Harris testified D.T., T.J.T., and A.T. all have special needs. They attend individual counseling once a week to address their behaviors. D.T., T.J.T., and A.T. do not redirect well, have a hard time paying attention in school, and are aggressive with each other and their foster parents. The children also act out sexually. According to Harris, Brown needed specialized parenting classes because she did not have appropriate parenting skills. Harris also stated that Brown failed to attend individual counseling sessions designed to help her deal with the issues related to her children and the abuse she was suffering. Harris believed Brown did not demonstrate an ability to effectively parent her children.

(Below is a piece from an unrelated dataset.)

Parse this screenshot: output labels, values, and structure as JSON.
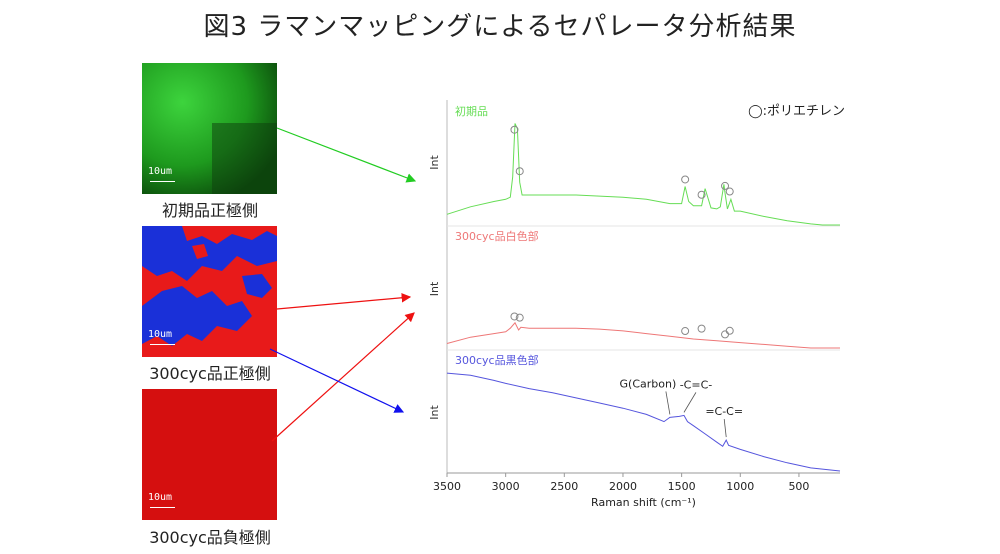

As part of Brown's service plan, she was to insure that her home was free of activities and people that may pose a risk to the well being and safety of her and her children. Harris indicated that she does not believe Brown has demonstrated an ability to provide a safe environment for her children. Brown has repeatedly permitted Reyes into her home despite the fact that he engages in criminal activity and has been accused of sexually abusing D.T., T.J.T., and A.T. Harris believes Brown has done nothing to protect the children from Reyes, declining to obtain a Protective Order against Reyes on three different occasions.

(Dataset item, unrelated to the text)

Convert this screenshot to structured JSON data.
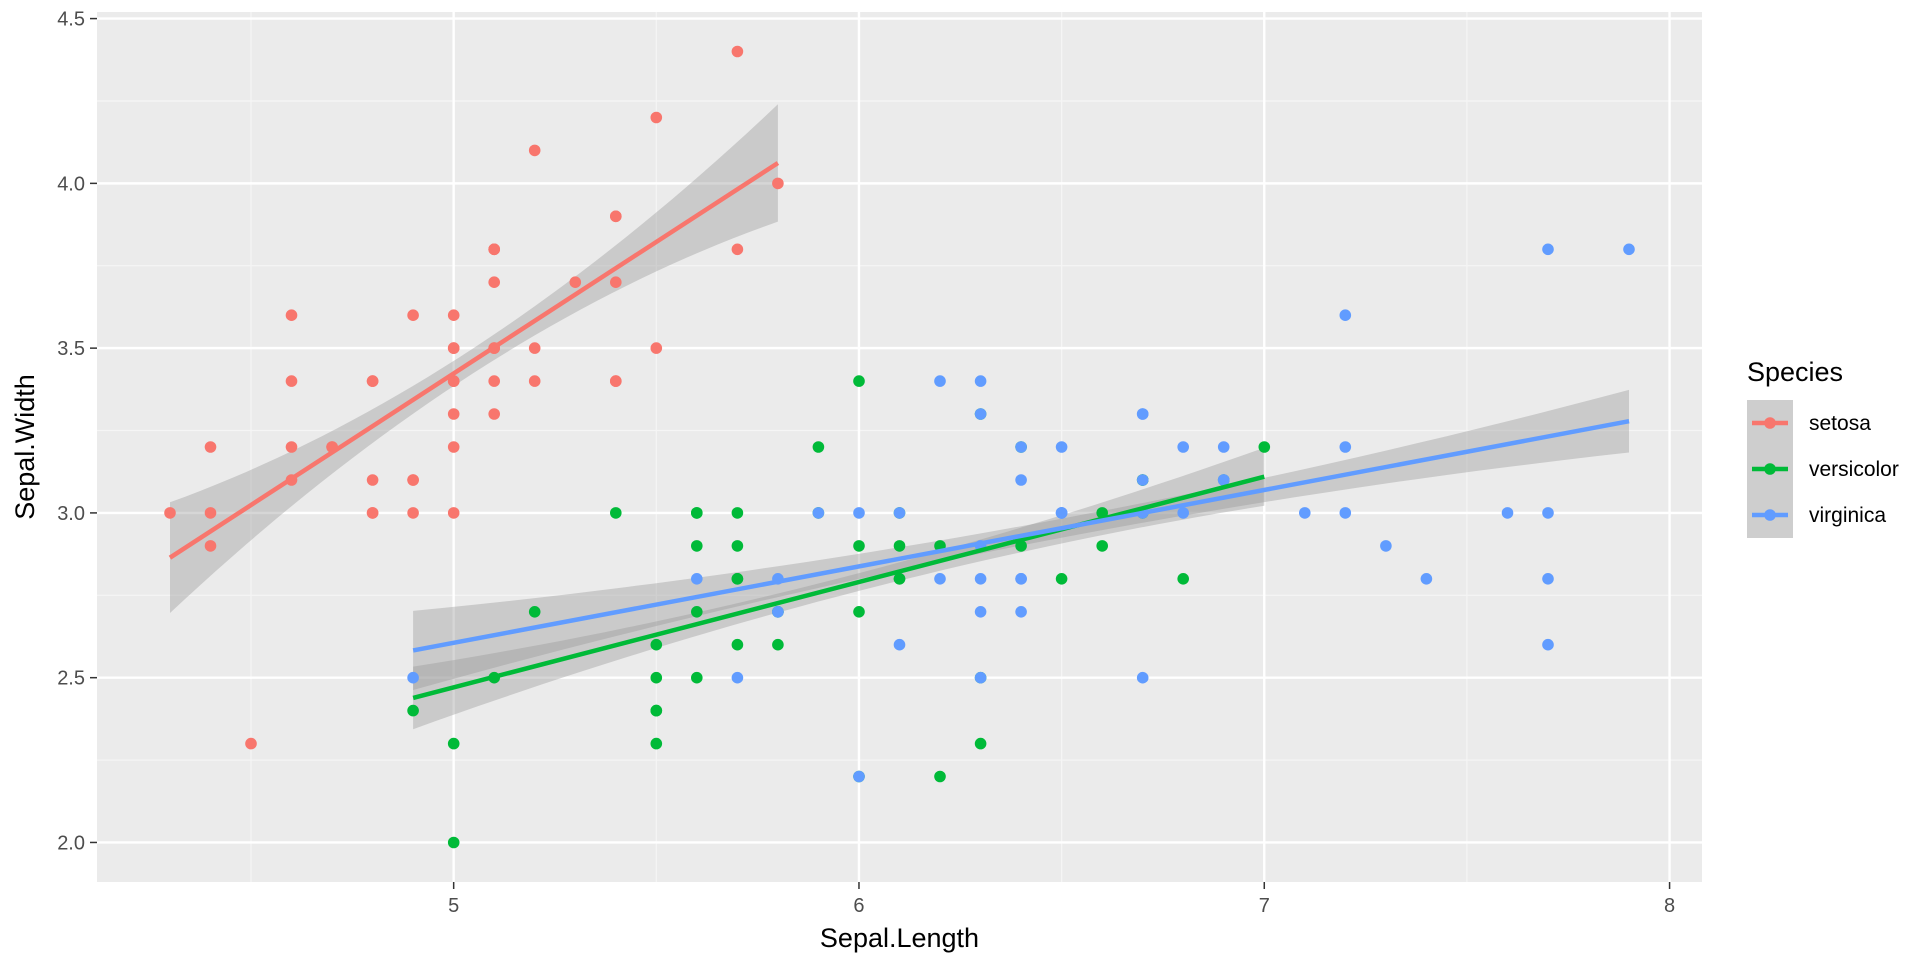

Harris testified Brown never maintained a job during the time period she monitored the case. Harris referred Brown to someone for job training, but Brown never followed through on the referral.

Melissa Rodriguez, the current Child Protective Services caseworker assigned to this case, testified she does not believe Brown has stable housing or employment. According to Rodriguez, Brown's current whereabouts is unknown. When Rodriguez stopped to visit Brown at the hotel she was purported to be residing at, Rodriguez learned Brown was no longer living at the hotel. Rodriguez further testified that Brown attended one of the two parent-child visits she scheduled for Brown and her children.

Lastly, Reyes testified he is currently incarcerated and is set to be released on probation. According to Reyes, he has committed acts of domestic violence against Brown and his children. He further testified Brown visited him three times while he was in prison.

After reviewing the record, we believe there was ample evidence before the trial court to support a finding that termination of Brown's parental rights was in the best interest of her children. Because we believe such evidence is sufficient -- both legally and factually -- to support the trial court's finding, we cannot say the trial court abused its discretion in concluding Brown's appellate points were frivolous. See In re J.F.C., 96 S.W.3d 256, 266 (Tex. 2002) (legal sufficiency); In re C.H., 89 S.W.3d 17, 25 (Tex. 2002) (factual sufficiency). Brown's second issue is overruled.

Conclusion

Having overruled all of Brown's appellate issues, the order of the trial court is affirmed.